Trachinocephalus trachinus, also known as the Indo-Pacific blunt-nose lizardfish, is a species of fish in the family Synodontidae found in Indo-Pacific. Although previously synonymized with T. myops, Polanco et al. (2016) demonstrated that the two are distinct in the number of lateral-line scales and other meristics, and resurrected T. trachinus for the Indo-Pacific population. This species grows to a length of 40 cm TL.

== Description ==
Trachinocephalus trachinus is a slender, bottom-dwelling lizardfish with a pointed head and a mouth lined with sharp, conical teeth. The body is elongated and cylindrical, with small cycloid scales that give it a smooth texture. Its coloration typically includes a light tan or brown body with darker blotches and faint horizontal stripes that help it blend into sandy or rubble-covered habitats. Like other lizardfishes, it has a large mouth and forward-facing eyes that support its ambush-predator lifestyle. The dorsal fin is located near the middle of the body, and the species has a small adipose fin near the tail, which is a characteristic feature of the group.

== Distribution and habitat ==
Although originally thought to be widespread, Trachinocephalus trachinus is now recognized as primarily an Indo-Pacific species. The species typically lives on soft substrates where it can bury itself while waiting for prey. Its preferred habitat includes warm to temperate waters where small fishes and invertebrates are abundant.
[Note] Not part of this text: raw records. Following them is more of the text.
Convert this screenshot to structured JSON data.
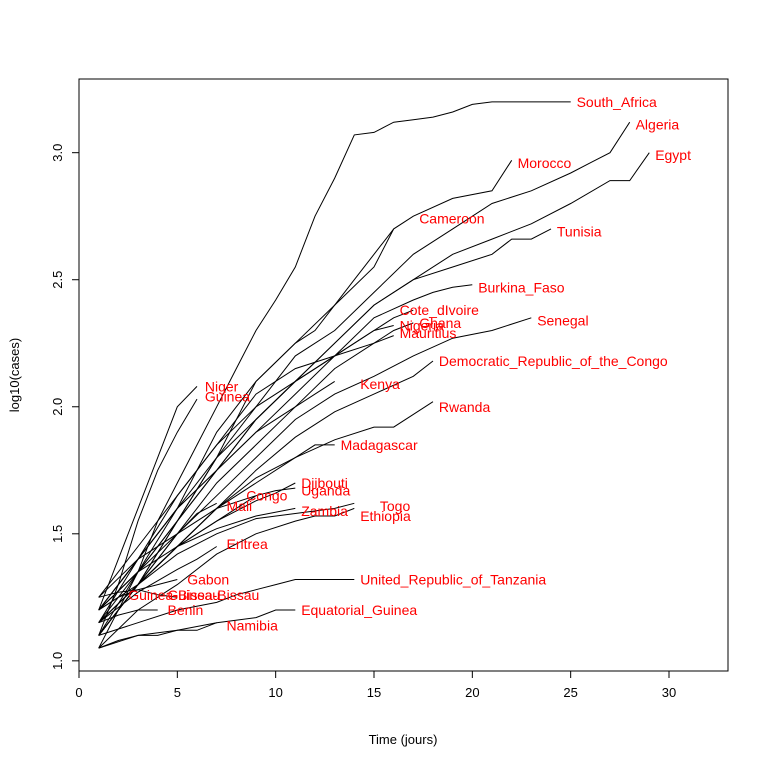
{
  "chart_data": {
    "type": "line",
    "title": "",
    "xlabel": "Time (jours)",
    "ylabel": "log10(cases)",
    "xlim": [
      0,
      33
    ],
    "ylim": [
      0.96,
      3.29
    ],
    "xticks": [
      0,
      5,
      10,
      15,
      20,
      25,
      30
    ],
    "yticks": [
      1.0,
      1.5,
      2.0,
      2.5,
      3.0
    ],
    "grid": false,
    "label_color": "#ff0000",
    "line_color": "#000000",
    "series": [
      {
        "name": "South_Africa",
        "x": [
          1,
          2,
          3,
          4,
          5,
          6,
          7,
          8,
          9,
          10,
          11,
          12,
          13,
          14,
          15,
          16,
          17,
          18,
          19,
          20,
          21,
          22,
          23,
          24,
          25
        ],
        "y": [
          1.05,
          1.2,
          1.35,
          1.55,
          1.7,
          1.85,
          2.0,
          2.15,
          2.3,
          2.42,
          2.55,
          2.75,
          2.9,
          3.07,
          3.08,
          3.12,
          3.13,
          3.14,
          3.16,
          3.19,
          3.2,
          3.2,
          3.2,
          3.2,
          3.2
        ]
      },
      {
        "name": "Algeria",
        "x": [
          1,
          3,
          5,
          7,
          9,
          11,
          13,
          15,
          17,
          19,
          21,
          23,
          25,
          26,
          27,
          28
        ],
        "y": [
          1.1,
          1.3,
          1.55,
          1.8,
          2.0,
          2.2,
          2.3,
          2.45,
          2.6,
          2.7,
          2.8,
          2.85,
          2.92,
          2.96,
          3.0,
          3.12
        ]
      },
      {
        "name": "Egypt",
        "x": [
          1,
          3,
          5,
          7,
          9,
          11,
          13,
          15,
          17,
          19,
          21,
          23,
          25,
          27,
          28,
          29
        ],
        "y": [
          1.2,
          1.4,
          1.6,
          1.8,
          1.95,
          2.1,
          2.25,
          2.4,
          2.5,
          2.6,
          2.66,
          2.72,
          2.8,
          2.89,
          2.89,
          3.0
        ]
      },
      {
        "name": "Morocco",
        "x": [
          1,
          3,
          5,
          7,
          9,
          11,
          13,
          15,
          16,
          17,
          19,
          21,
          22
        ],
        "y": [
          1.1,
          1.35,
          1.6,
          1.9,
          2.1,
          2.25,
          2.4,
          2.55,
          2.7,
          2.75,
          2.82,
          2.85,
          2.97
        ]
      },
      {
        "name": "Cameroon",
        "x": [
          1,
          3,
          5,
          7,
          9,
          11,
          12,
          13,
          14,
          15,
          16
        ],
        "y": [
          1.1,
          1.3,
          1.55,
          1.8,
          2.1,
          2.25,
          2.3,
          2.4,
          2.5,
          2.6,
          2.7
        ]
      },
      {
        "name": "Tunisia",
        "x": [
          1,
          3,
          5,
          7,
          9,
          11,
          13,
          15,
          17,
          19,
          21,
          22,
          23,
          24
        ],
        "y": [
          1.15,
          1.35,
          1.55,
          1.75,
          1.95,
          2.1,
          2.25,
          2.4,
          2.5,
          2.55,
          2.6,
          2.66,
          2.66,
          2.7
        ]
      },
      {
        "name": "Burkina_Faso",
        "x": [
          1,
          3,
          5,
          7,
          9,
          11,
          13,
          15,
          17,
          18,
          19,
          20
        ],
        "y": [
          1.2,
          1.4,
          1.6,
          1.75,
          1.9,
          2.05,
          2.2,
          2.35,
          2.42,
          2.45,
          2.47,
          2.48
        ]
      },
      {
        "name": "Cote_dIvoire",
        "x": [
          1,
          3,
          5,
          7,
          9,
          11,
          13,
          15,
          16,
          17
        ],
        "y": [
          1.15,
          1.4,
          1.65,
          1.85,
          2.0,
          2.1,
          2.2,
          2.3,
          2.35,
          2.38
        ]
      },
      {
        "name": "Ghana",
        "x": [
          1,
          3,
          5,
          7,
          9,
          11,
          13,
          15,
          16,
          17
        ],
        "y": [
          1.1,
          1.3,
          1.5,
          1.7,
          1.85,
          2.0,
          2.15,
          2.25,
          2.3,
          2.33
        ]
      },
      {
        "name": "Nigeria",
        "x": [
          1,
          3,
          5,
          7,
          9,
          11,
          13,
          15,
          16
        ],
        "y": [
          1.2,
          1.35,
          1.55,
          1.75,
          1.95,
          2.1,
          2.2,
          2.3,
          2.32
        ]
      },
      {
        "name": "Mauritius",
        "x": [
          1,
          3,
          5,
          7,
          9,
          11,
          13,
          15,
          16
        ],
        "y": [
          1.25,
          1.45,
          1.65,
          1.85,
          2.05,
          2.15,
          2.2,
          2.25,
          2.28
        ]
      },
      {
        "name": "Senegal",
        "x": [
          1,
          3,
          5,
          7,
          9,
          11,
          13,
          15,
          17,
          19,
          21,
          23
        ],
        "y": [
          1.15,
          1.3,
          1.5,
          1.65,
          1.8,
          1.95,
          2.05,
          2.12,
          2.2,
          2.27,
          2.3,
          2.35
        ]
      },
      {
        "name": "Democratic_Republic_of_the_Congo",
        "x": [
          1,
          3,
          5,
          7,
          9,
          11,
          13,
          15,
          17,
          18
        ],
        "y": [
          1.1,
          1.3,
          1.45,
          1.6,
          1.75,
          1.88,
          1.98,
          2.05,
          2.12,
          2.18
        ]
      },
      {
        "name": "Niger",
        "x": [
          1,
          2,
          3,
          4,
          5,
          6
        ],
        "y": [
          1.2,
          1.4,
          1.6,
          1.8,
          2.0,
          2.08
        ]
      },
      {
        "name": "Guinea",
        "x": [
          1,
          2,
          3,
          4,
          5,
          6
        ],
        "y": [
          1.1,
          1.3,
          1.55,
          1.75,
          1.9,
          2.03
        ]
      },
      {
        "name": "Kenya",
        "x": [
          1,
          3,
          5,
          7,
          9,
          11,
          12,
          13
        ],
        "y": [
          1.2,
          1.4,
          1.6,
          1.75,
          1.9,
          2.0,
          2.05,
          2.1
        ]
      },
      {
        "name": "Rwanda",
        "x": [
          1,
          3,
          5,
          7,
          9,
          11,
          13,
          15,
          16,
          17,
          18
        ],
        "y": [
          1.1,
          1.3,
          1.45,
          1.6,
          1.72,
          1.8,
          1.87,
          1.92,
          1.92,
          1.97,
          2.02
        ]
      },
      {
        "name": "Madagascar",
        "x": [
          1,
          3,
          5,
          7,
          9,
          11,
          12,
          13
        ],
        "y": [
          1.15,
          1.3,
          1.45,
          1.6,
          1.7,
          1.8,
          1.85,
          1.85
        ]
      },
      {
        "name": "Djibouti",
        "x": [
          1,
          3,
          5,
          7,
          9,
          10,
          11
        ],
        "y": [
          1.2,
          1.3,
          1.45,
          1.55,
          1.63,
          1.66,
          1.7
        ]
      },
      {
        "name": "Uganda",
        "x": [
          1,
          3,
          5,
          7,
          9,
          10,
          11
        ],
        "y": [
          1.2,
          1.35,
          1.5,
          1.6,
          1.65,
          1.67,
          1.68
        ]
      },
      {
        "name": "Congo",
        "x": [
          1,
          3,
          5,
          7,
          8,
          9
        ],
        "y": [
          1.15,
          1.3,
          1.45,
          1.55,
          1.6,
          1.65
        ]
      },
      {
        "name": "Mali",
        "x": [
          1,
          3,
          5,
          6,
          7
        ],
        "y": [
          1.25,
          1.4,
          1.5,
          1.58,
          1.62
        ]
      },
      {
        "name": "Togo",
        "x": [
          1,
          3,
          5,
          7,
          9,
          11,
          13,
          14
        ],
        "y": [
          1.15,
          1.3,
          1.42,
          1.5,
          1.56,
          1.58,
          1.6,
          1.62
        ]
      },
      {
        "name": "Zambia",
        "x": [
          1,
          3,
          5,
          7,
          9,
          11
        ],
        "y": [
          1.2,
          1.35,
          1.45,
          1.52,
          1.57,
          1.6
        ]
      },
      {
        "name": "Ethiopia",
        "x": [
          1,
          3,
          5,
          7,
          9,
          11,
          12,
          13,
          14
        ],
        "y": [
          1.05,
          1.2,
          1.3,
          1.42,
          1.5,
          1.55,
          1.57,
          1.57,
          1.6
        ]
      },
      {
        "name": "Eritrea",
        "x": [
          1,
          3,
          5,
          6,
          7
        ],
        "y": [
          1.15,
          1.27,
          1.36,
          1.4,
          1.45
        ]
      },
      {
        "name": "Gabon",
        "x": [
          1,
          2,
          3,
          4,
          5
        ],
        "y": [
          1.2,
          1.25,
          1.28,
          1.3,
          1.32
        ]
      },
      {
        "name": "United_Republic_of_Tanzania",
        "x": [
          1,
          3,
          5,
          7,
          8,
          9,
          10,
          11,
          12,
          13,
          14
        ],
        "y": [
          1.1,
          1.15,
          1.2,
          1.23,
          1.26,
          1.28,
          1.3,
          1.32,
          1.32,
          1.32,
          1.32
        ]
      },
      {
        "name": "Guinea-Bissau",
        "x": [
          1,
          2,
          3,
          4,
          5
        ],
        "y": [
          1.25,
          1.27,
          1.28,
          1.26,
          1.25
        ]
      },
      {
        "name": "Benin",
        "x": [
          1,
          2,
          3,
          4
        ],
        "y": [
          1.15,
          1.18,
          1.2,
          1.2
        ]
      },
      {
        "name": "Namibia",
        "x": [
          1,
          2,
          3,
          4,
          5,
          6,
          7
        ],
        "y": [
          1.05,
          1.08,
          1.1,
          1.1,
          1.12,
          1.12,
          1.15
        ]
      },
      {
        "name": "Equatorial_Guinea",
        "x": [
          1,
          3,
          5,
          7,
          9,
          10,
          11
        ],
        "y": [
          1.05,
          1.1,
          1.12,
          1.15,
          1.17,
          1.2,
          1.2
        ]
      }
    ],
    "annotations": [
      {
        "text": "South_Africa",
        "x": 25.3,
        "y": 3.2
      },
      {
        "text": "Algeria",
        "x": 28.3,
        "y": 3.11
      },
      {
        "text": "Egypt",
        "x": 29.3,
        "y": 2.99
      },
      {
        "text": "Morocco",
        "x": 22.3,
        "y": 2.96
      },
      {
        "text": "Cameroon",
        "x": 17.3,
        "y": 2.74
      },
      {
        "text": "Tunisia",
        "x": 24.3,
        "y": 2.69
      },
      {
        "text": "Burkina_Faso",
        "x": 20.3,
        "y": 2.47
      },
      {
        "text": "Cote_dIvoire",
        "x": 16.3,
        "y": 2.38
      },
      {
        "text": "Ghana",
        "x": 17.3,
        "y": 2.33
      },
      {
        "text": "Nigeria",
        "x": 16.3,
        "y": 2.32
      },
      {
        "text": "Mauritius",
        "x": 16.3,
        "y": 2.29
      },
      {
        "text": "Senegal",
        "x": 23.3,
        "y": 2.34
      },
      {
        "text": "Democratic_Republic_of_the_Congo",
        "x": 18.3,
        "y": 2.18
      },
      {
        "text": "Niger",
        "x": 6.4,
        "y": 2.08
      },
      {
        "text": "Guinea",
        "x": 6.4,
        "y": 2.04
      },
      {
        "text": "Kenya",
        "x": 14.3,
        "y": 2.09
      },
      {
        "text": "Rwanda",
        "x": 18.3,
        "y": 2.0
      },
      {
        "text": "Madagascar",
        "x": 13.3,
        "y": 1.85
      },
      {
        "text": "Djibouti",
        "x": 11.3,
        "y": 1.7
      },
      {
        "text": "Uganda",
        "x": 11.3,
        "y": 1.67
      },
      {
        "text": "Congo",
        "x": 8.5,
        "y": 1.65
      },
      {
        "text": "Mali",
        "x": 7.5,
        "y": 1.61
      },
      {
        "text": "Togo",
        "x": 15.3,
        "y": 1.61
      },
      {
        "text": "Zambia",
        "x": 11.3,
        "y": 1.59
      },
      {
        "text": "Ethiopia",
        "x": 14.3,
        "y": 1.57
      },
      {
        "text": "Eritrea",
        "x": 7.5,
        "y": 1.46
      },
      {
        "text": "Gabon",
        "x": 5.5,
        "y": 1.32
      },
      {
        "text": "United_Republic_of_Tanzania",
        "x": 14.3,
        "y": 1.32
      },
      {
        "text": "Guinea-Bissau",
        "x": 2.5,
        "y": 1.26
      },
      {
        "text": "Guinea-Bissau",
        "x": 4.5,
        "y": 1.26
      },
      {
        "text": "Benin",
        "x": 4.5,
        "y": 1.2
      },
      {
        "text": "Namibia",
        "x": 7.5,
        "y": 1.14
      },
      {
        "text": "Equatorial_Guinea",
        "x": 11.3,
        "y": 1.2
      }
    ]
  }
}
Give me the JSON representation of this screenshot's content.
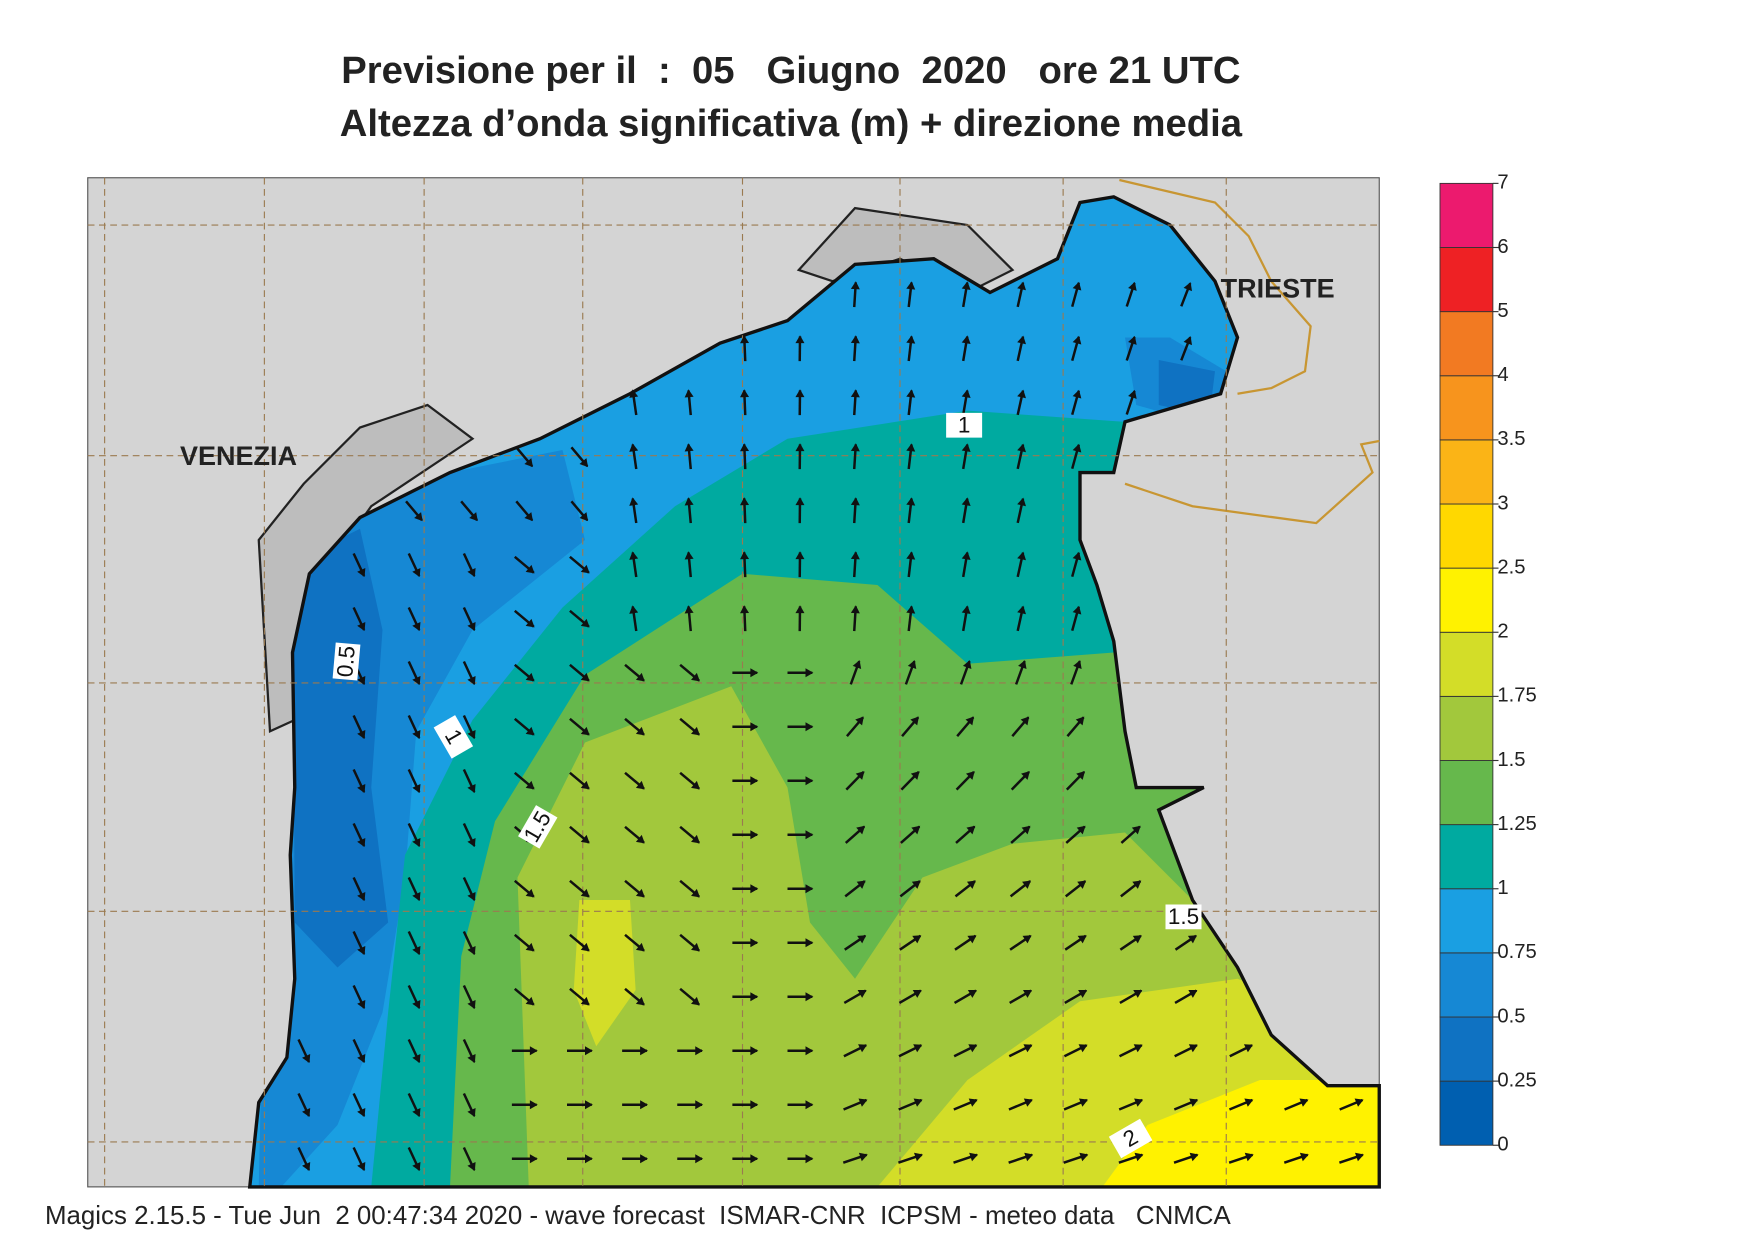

== Ecology and feeding behavior ==
Trachinocephalus trachinus is an ambush predator, feeding mostly on small fishes and occasionally crustaceans it captures by lunging from the substrate. Its body shape and coloration allow it to remain partially buried in sand, giving it an advantage when hunting unsuspecting prey. The species is known for its rapid striking behavior, which is common among lizardfishes and supported by strong jaw muscles and sharp teeth.